Les monstres que nous imaginons en fait n'existent pas (IV, 725-751)

Maintenant quels sont les objets qui émeuvent l'âme et d'où l'esprit tire-t-il ses idées ? Apprends-le en peu de mots. Tout d'abord il existe une foule errante de simulacres de toute espèce qui voltigent dans l'air, subtils, et qui, se rencontrant, forment sans peine les uns avec les autres des tissus comparables à des toiles d'araignée ou à des feuilles d'or. Ils sont en effet plus déliés encore que les atomes qui frappent nos yeux et provoquent la vue, puisqu'ils pénètrent par tous nos pores et vont jusqu'aux profondeurs de l'âme subtile éveiller la sensibilité. C'est pourquoi nous croyons voir des Centaures, des monstres marins, des Cerbères et les fantômes des morts dont la terre tient les os embrassés ; c'est que l'espace contient des simulacres de toute sorte, les uns formés d'eux-mêmes au milieu des airs, les autres émanés de corps variés, d'autres enfin produits par ces deux espèces. Un Centaure, ce n'est certes pas l'image d'un être vivant, puisqu'un tel animal n'est jamais né de la nature ; mais un hasard a rapproché l'image d'un cheval de celle d'un homme, aussitôt les deux images ont fait corps avec facilité, comme je l'ai dit plus haut, grâce à leur nature subtile et à la ténuité de leur tissu. Et toute image de ce genre a semblable origine. Mobile et légère à l'extrême, je l'ai déjà montré, une telle image, dès le premier choc, émeut facilement notre âme, car l'esprit est lui-même une merveille de ténuité mobile.

Même dans les premiers temps du monde, l'hybridation des espèces et des règnes était impossible (V, 876-922)

Les Centaures n'ont jamais existé ; en aucun temps n'a pu vivre un être à double nature, combinaison de deux corps, fait de membres hétérogènes, sans harmonie possible dans les facultés.
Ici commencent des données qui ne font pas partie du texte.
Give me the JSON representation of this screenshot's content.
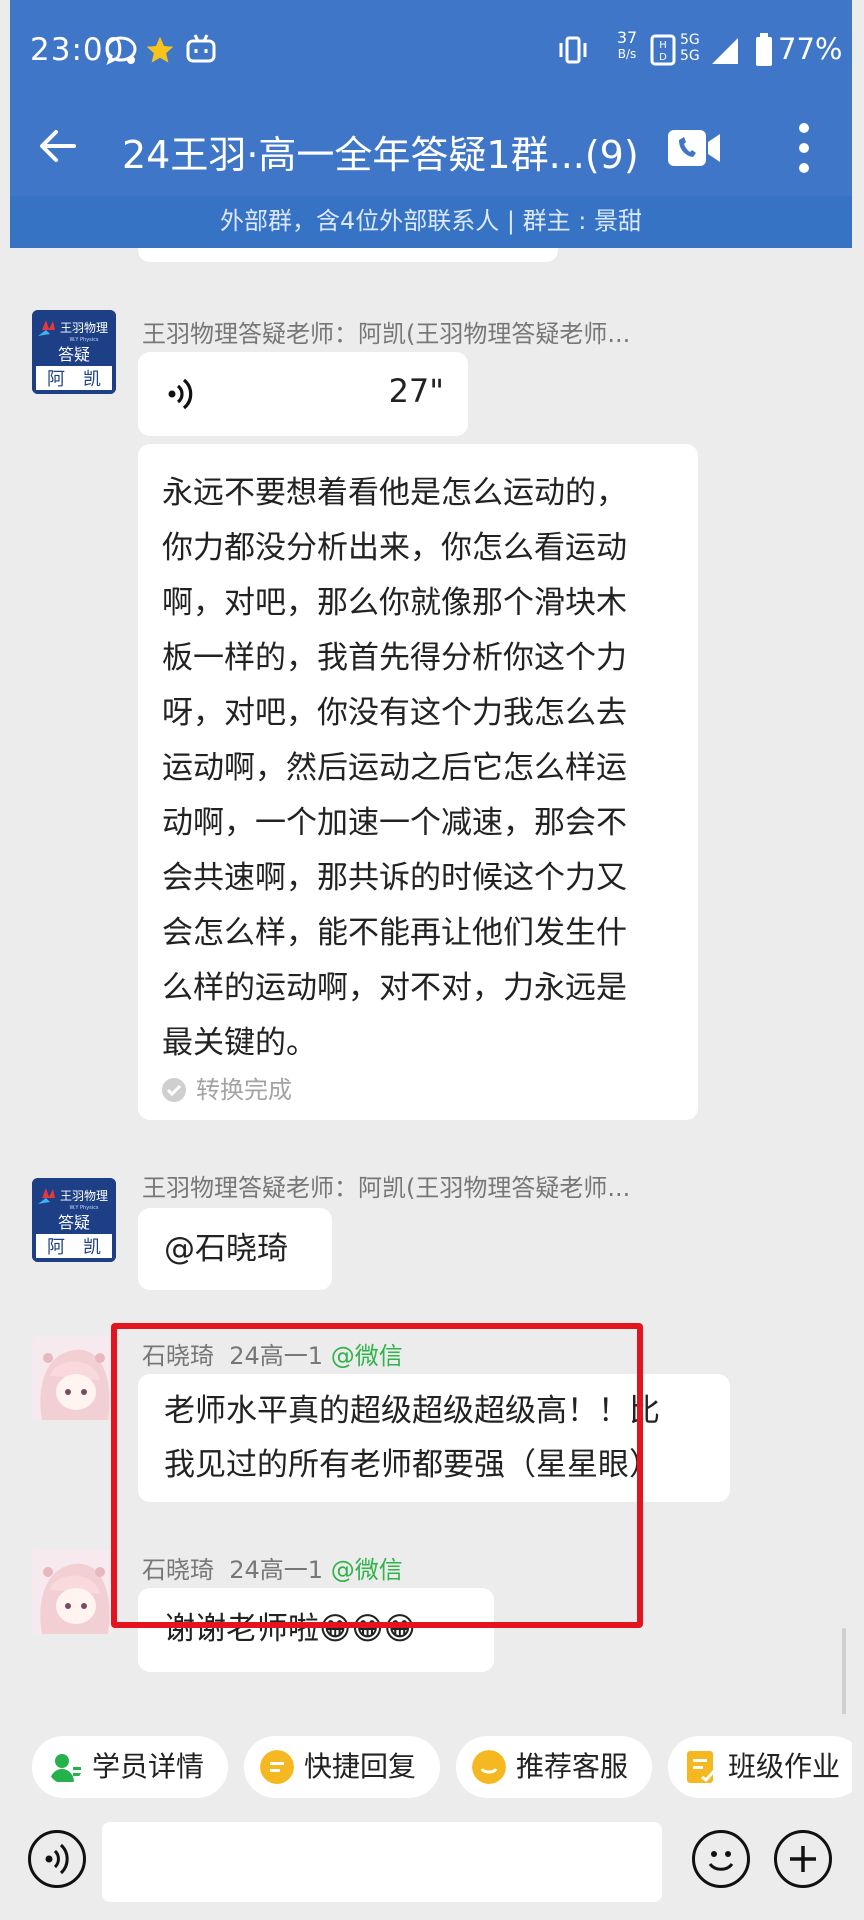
{
  "status_bar": {
    "time": "23:00",
    "net_speed_value": "37",
    "net_speed_unit": "B/s",
    "sim1": "5G",
    "sim2": "5G",
    "battery": "77%"
  },
  "header": {
    "back_icon": "arrow-left-icon",
    "title": "24王羽·高一全年答疑1群...(9)",
    "call_icon": "video-call-icon",
    "more_icon": "more-vertical-icon",
    "subtitle": "外部群，含4位外部联系人 | 群主 : 景甜"
  },
  "avatars": {
    "teacher": {
      "line1": "王羽物理",
      "line2": "W.Y Physics",
      "line3": "答疑",
      "line4": "阿　凯"
    }
  },
  "messages": [
    {
      "sender": "王羽物理答疑老师：阿凯(王羽物理答疑老师...",
      "voice_duration": "27\""
    },
    {
      "transcript_lines": [
        "永远不要想着看他是怎么运动的，",
        "你力都没分析出来，你怎么看运动",
        "啊，对吧，那么你就像那个滑块木",
        "板一样的，我首先得分析你这个力",
        "呀，对吧，你没有这个力我怎么去",
        "运动啊，然后运动之后它怎么样运",
        "动啊，一个加速一个减速，那会不",
        "会共速啊，那共诉的时候这个力又",
        "会怎么样，能不能再让他们发生什",
        "么样的运动啊，对不对，力永远是",
        "最关键的。"
      ],
      "status": "转换完成"
    },
    {
      "sender": "王羽物理答疑老师：阿凯(王羽物理答疑老师...",
      "text": "@石晓琦"
    },
    {
      "sender": "石晓琦",
      "class": "24高一1",
      "source": "@微信",
      "lines": [
        "老师水平真的超级超级超级高！！比",
        "我见过的所有老师都要强（星星眼）"
      ]
    },
    {
      "sender": "石晓琦",
      "class": "24高一1",
      "source": "@微信",
      "text": "谢谢老师啦😁😁😁"
    }
  ],
  "quick_actions": [
    {
      "label": "学员详情",
      "icon": "user-detail-icon",
      "color": "#26b24b"
    },
    {
      "label": "快捷回复",
      "icon": "quick-reply-icon",
      "color": "#f5b821"
    },
    {
      "label": "推荐客服",
      "icon": "service-icon",
      "color": "#f5b821"
    },
    {
      "label": "班级作业",
      "icon": "homework-icon",
      "color": "#f5b821"
    }
  ],
  "input_bar": {
    "voice_icon": "voice-input-icon",
    "emoji_icon": "emoji-icon",
    "plus_icon": "plus-icon"
  },
  "colors": {
    "header": "#3f76c8",
    "highlight_box": "#e4141e",
    "wechat_green": "#2fb34a"
  }
}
L'esprit le plus obtus en sera convaincu aisément.

Tout d'abord le cheval après trois ans révolus est dans le meilleur de son âge, l'enfant en reste loin, car souvent encore après trois ans il cherchera en songe le sein qui lui a donné le lait ; plus tard, quand le cheval vieillissant perd ses forces et que de ses membres languissants la vie s'apprête à s'enfuir, c'est le moment où l'enfant s'épanouit dans la jeunesse florissante, qui revêt ses joues d'un tendre duvet. Ne va donc pas croire que du croisement de l'homme avec la race des bêtes de somme, puissent se former et vivre des centaures, non plus que ces monstres à ceinture de chiens furieux, les Scylles au corps demi-marin, ni enfin tous ces monstrueux assemblages de membres discordants qui n'atteignent pas en même temps dans toutes leurs parties la fleur de l'âge, l'épanouissement des forces, le déclin de la vieillesse, et qui tout entiers ne peuvent brûler du même feu d'amour, ni s'accorder dans leurs moeurs ni se plaire aux mêmes aliments. Ne voit-on pas en effet l'animal porte-barbe, la chèvre, s'engraisser avec la ciguë, qui est pour l'homme violent poison ?

La flamme brûle et consume le corps fauve des lions ainsi que toute chair et tout sang d'animal existant sur terre. Comment donc un être à triple forme, lion par la tête, dragon par la queue et par le corps Chimère, - tel est le nom de cet être fabuleux - aurait-il pu souffler par la gueule une ardente flamme issue de sa poitrine ?

S'imaginer que dans la nouveauté naissante de la terre et du ciel aient pu naître semblables êtres et ne soutenir cette croyance que du vain mot de nouveauté, c'est s'entraîner à débiter mainte fable de même valeur : on dira qu'en ces temps des fleuves d'or traversaient les terres, qu'aux arbres les fleurs étaient des pierres précieuses ou qu'il y eut un homme à taille de géant, capable d'enjamber un océan et de faire tourner de ses mains autour de lui la voûte entière du ciel. Certes, la terre contenait un grand nombre de germes différents à l'époque où elle produisit les premiers êtres animés, mais ce n'est pas une raison pour qu'elle ait pu créer des espèces hybrides, des corps aux membres disparates. Tant de productions maintenant encore jaillies du sol, herbes multiples, céréales, arbres vigoureux, n'ont pas possibilité de naître pêle-mêle ; mais chacune a son développement, toutes conservent leurs différences que la nature a décrétées.